Share

Bab 4 Bukan hakmu

Penulis: Strrose
last update Terakhir Diperbarui: 2025-07-01 15:05:57

Malam turun sepenuhnya di luar jendela besar rumah Arden. Hujan rintik mulai mengguyur kaca, menorehkan suara halus yang mengisi kesunyian rumah megah itu. Jam sudah menunjukkan pukul 00.37. Rumah sepi. Pelayan sudah kembali ke paviliun kecil di sisi timur bangunan. Hanya lampu-lampu lantai dua yang masih menyala—termasuk di kamar kerja Valesco Arden.

Pria itu duduk di kursinya, tubuh membungkuk dengan tangan menggenggam erat sisi meja. Matanya sembab, tapi tak ada air mata yang mengalir. Di depannya, sebotol kecil obat antipsikotik dan segelas air putih. Tangannya sedikit gemetar ketika membuka tutup botol, lalu menjatuhkan dua tablet ke telapak tangannya yang pucat yang terbalut oleh perban.

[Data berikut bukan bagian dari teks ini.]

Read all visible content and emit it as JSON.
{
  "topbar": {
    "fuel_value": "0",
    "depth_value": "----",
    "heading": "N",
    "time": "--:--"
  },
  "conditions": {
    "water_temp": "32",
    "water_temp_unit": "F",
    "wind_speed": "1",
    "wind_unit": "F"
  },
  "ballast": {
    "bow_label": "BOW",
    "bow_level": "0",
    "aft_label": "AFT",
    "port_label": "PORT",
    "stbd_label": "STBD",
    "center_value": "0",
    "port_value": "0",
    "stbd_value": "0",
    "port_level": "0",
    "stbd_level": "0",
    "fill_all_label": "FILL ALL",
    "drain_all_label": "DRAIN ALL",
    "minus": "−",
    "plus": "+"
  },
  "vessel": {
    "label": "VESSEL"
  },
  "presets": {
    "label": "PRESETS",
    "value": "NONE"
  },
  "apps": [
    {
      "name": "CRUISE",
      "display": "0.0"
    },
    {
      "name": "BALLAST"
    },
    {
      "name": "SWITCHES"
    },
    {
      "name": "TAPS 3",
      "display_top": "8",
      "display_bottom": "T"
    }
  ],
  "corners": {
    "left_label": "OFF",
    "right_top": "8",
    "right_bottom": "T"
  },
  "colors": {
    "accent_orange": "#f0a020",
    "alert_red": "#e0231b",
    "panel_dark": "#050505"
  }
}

“Dokter bilang cukup satu” gumamnya. “Tapi kadang... satu saja tidak cukup untuk menghentikan suara-suara ini.”

Tanpa pikir panjang, ia menelan keduanya.

Obat itu memang dirancang untuk menekan impuls, menurunkan aktivitas berlebih di saraf-saraf tertentu. Tapi dosis yang salah... bisa memicu efek sebaliknya.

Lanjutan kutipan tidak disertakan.